The fuel valve is locked at a certain position during cranking, much like duration on an injector. You pick a small position, and keep raising that position until it fires. On the natural gas engines you have to purge the engine out between attempts so you do not leave all that gas in the manifolds and cylinder, so it does take a while. You then ramp the fuel valve open until it idles at the right RPM, then allow the governor to take over once it is warmed up and can go online. The compressor is open to the discharge and has a bypass valve so it stays full, the inlet valve is opened while the bypass valve is closed to load the compressor.

It took about a day of trials to get the first engine running, then we knew where to put the settings.

These do not have temperature compensation, so I might need to go back this winter and open up these settings for cold weather.
 
Some of these have a throttle plate for air control, and others just control the boost to maintain air fuel ratio. The turbo's use compressed air to spool them up and provide boost until they are working.

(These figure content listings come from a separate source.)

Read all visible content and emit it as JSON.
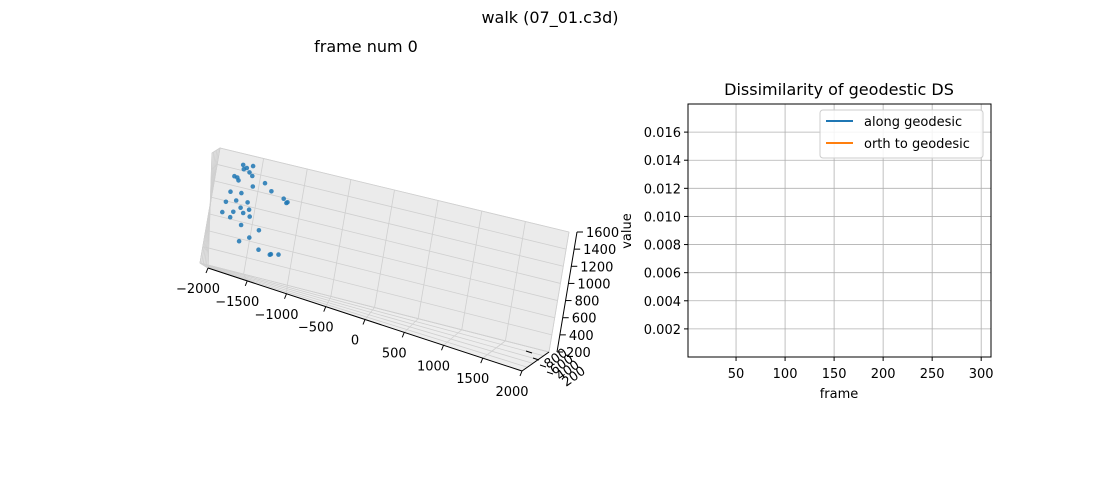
{
  "figure": {
    "suptitle": "walk (07_01.c3d)"
  },
  "chart_data": [
    {
      "type": "scatter",
      "title": "frame num 0",
      "xlabel": "",
      "ylabel": "",
      "zlabel": "",
      "xlim": [
        -2000,
        2000
      ],
      "ylim": [
        -800,
        200
      ],
      "zlim": [
        200,
        1600
      ],
      "x_ticks": [
        -2000,
        -1500,
        -1000,
        -500,
        0,
        500,
        1000,
        1500,
        2000
      ],
      "x_tick_labels": [
        "−2000",
        "−1500",
        "−1000",
        "−500",
        "0",
        "500",
        "1000",
        "1500",
        "2000"
      ],
      "y_tick_labels": [
        "800",
        "600",
        "400",
        "200"
      ],
      "z_ticks": [
        200,
        400,
        600,
        800,
        1000,
        1200,
        1400,
        1600
      ],
      "z_tick_labels": [
        "200",
        "400",
        "600",
        "800",
        "1000",
        "1200",
        "1400",
        "1600"
      ],
      "grid": true,
      "color": "#1f77b4",
      "points": [
        [
          -1640,
          -100,
          1540
        ],
        [
          -1520,
          -100,
          1560
        ],
        [
          -1600,
          -150,
          1510
        ],
        [
          -1560,
          -120,
          1470
        ],
        [
          -1640,
          -200,
          1480
        ],
        [
          -1530,
          -180,
          1430
        ],
        [
          -1740,
          -150,
          1370
        ],
        [
          -1700,
          -100,
          1370
        ],
        [
          -1700,
          -300,
          1320
        ],
        [
          -1520,
          -250,
          1300
        ],
        [
          -1380,
          -250,
          1380
        ],
        [
          -1300,
          -300,
          1300
        ],
        [
          -1160,
          -400,
          1240
        ],
        [
          -1110,
          -400,
          1210
        ],
        [
          -1120,
          -380,
          1200
        ],
        [
          -1650,
          -300,
          1180
        ],
        [
          -1780,
          -300,
          1160
        ],
        [
          -1560,
          -200,
          1100
        ],
        [
          -1700,
          -250,
          1080
        ],
        [
          -1820,
          -250,
          1030
        ],
        [
          -1640,
          -250,
          1010
        ],
        [
          -1540,
          -300,
          1010
        ],
        [
          -1600,
          -200,
          960
        ],
        [
          -1520,
          -200,
          940
        ],
        [
          -1720,
          -200,
          940
        ],
        [
          -1850,
          -200,
          900
        ],
        [
          -1750,
          -150,
          870
        ],
        [
          -1610,
          -100,
          820
        ],
        [
          -1400,
          -300,
          800
        ],
        [
          -1500,
          -100,
          700
        ],
        [
          -1620,
          -100,
          620
        ],
        [
          -1380,
          -200,
          580
        ],
        [
          -1240,
          -200,
          560
        ],
        [
          -1230,
          -300,
          560
        ],
        [
          -1140,
          -300,
          580
        ]
      ]
    },
    {
      "type": "line",
      "title": "Dissimilarity of geodestic DS",
      "xlabel": "frame",
      "ylabel": "value",
      "xlim": [
        1,
        310
      ],
      "ylim": [
        0.0,
        0.018
      ],
      "x_ticks": [
        50,
        100,
        150,
        200,
        250,
        300
      ],
      "x_tick_labels": [
        "50",
        "100",
        "150",
        "200",
        "250",
        "300"
      ],
      "y_ticks": [
        0.002,
        0.004,
        0.006,
        0.008,
        0.01,
        0.012,
        0.014,
        0.016
      ],
      "y_tick_labels": [
        "0.002",
        "0.004",
        "0.006",
        "0.008",
        "0.010",
        "0.012",
        "0.014",
        "0.016"
      ],
      "grid": true,
      "legend": "top-right",
      "series": [
        {
          "name": "along geodesic",
          "color": "#1f77b4",
          "x": [],
          "values": []
        },
        {
          "name": "orth to geodesic",
          "color": "#ff7f0e",
          "x": [],
          "values": []
        }
      ]
    }
  ]
}
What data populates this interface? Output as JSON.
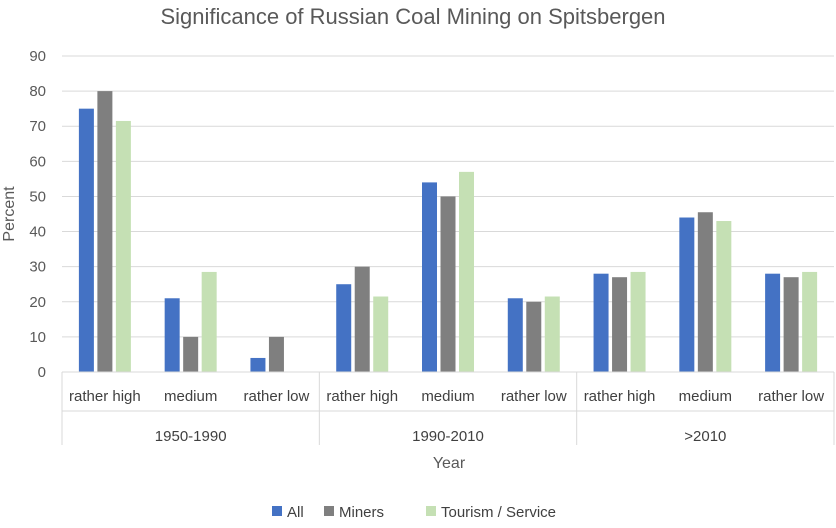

We sometimes retard the timing about 10 degrees to get enough heat in the turbo to provide boost so there is enough air. The engines will detonate under these rich conditions of too little boost. Once the engine is working, there is plenty of energy to spin the turbos. It is a balancing act to get the engine to produce enough torque to load up with the timing that slow so it can produce its own boost, then you can advance the timing.
 
Just like setting the carb on engines so to speak, only electronicly. You do have a good job.
 
I see you have it backwards again! A lean condition is what causes detonation. Always start out rich to protect an engine. More boost leans the mixture so you have to add more fuel as the boost increases. In the old Cummins engines the fuel was increased with an Android valve as the boost increased. Of course with a diesel engine they never detonate, they just get better economy when they run lean. In modern gas engines the fuel mixture is set rich like maybe 12 to one, then the oxygen sensor leans out the mixture so even if the oxygen sensor fails the engine will just run a little rich and won't be destroyed. Those big engines might need to be backed off to 5 degrees or even 0 degrees at start up. On my Toyota pickup, the timing is set at 0 degrees. First time I have seen that but that's what the book says.
 
David are these engines hand cranked or cranked by computer? I like to follow your post on these engines. Also when cranking the engine is the station online or off line?

The Clarks (HBA 5T) and (HLA 10T) started with 28 degree retard to help the jet air spin the turbo up and would run 0 tdc at minimum speed until engine loaded. Not an engine made that can detonate like a Clark.
 
RLP,

These are 2000 -10000 HP engines, when you know what you are talking about, please join in.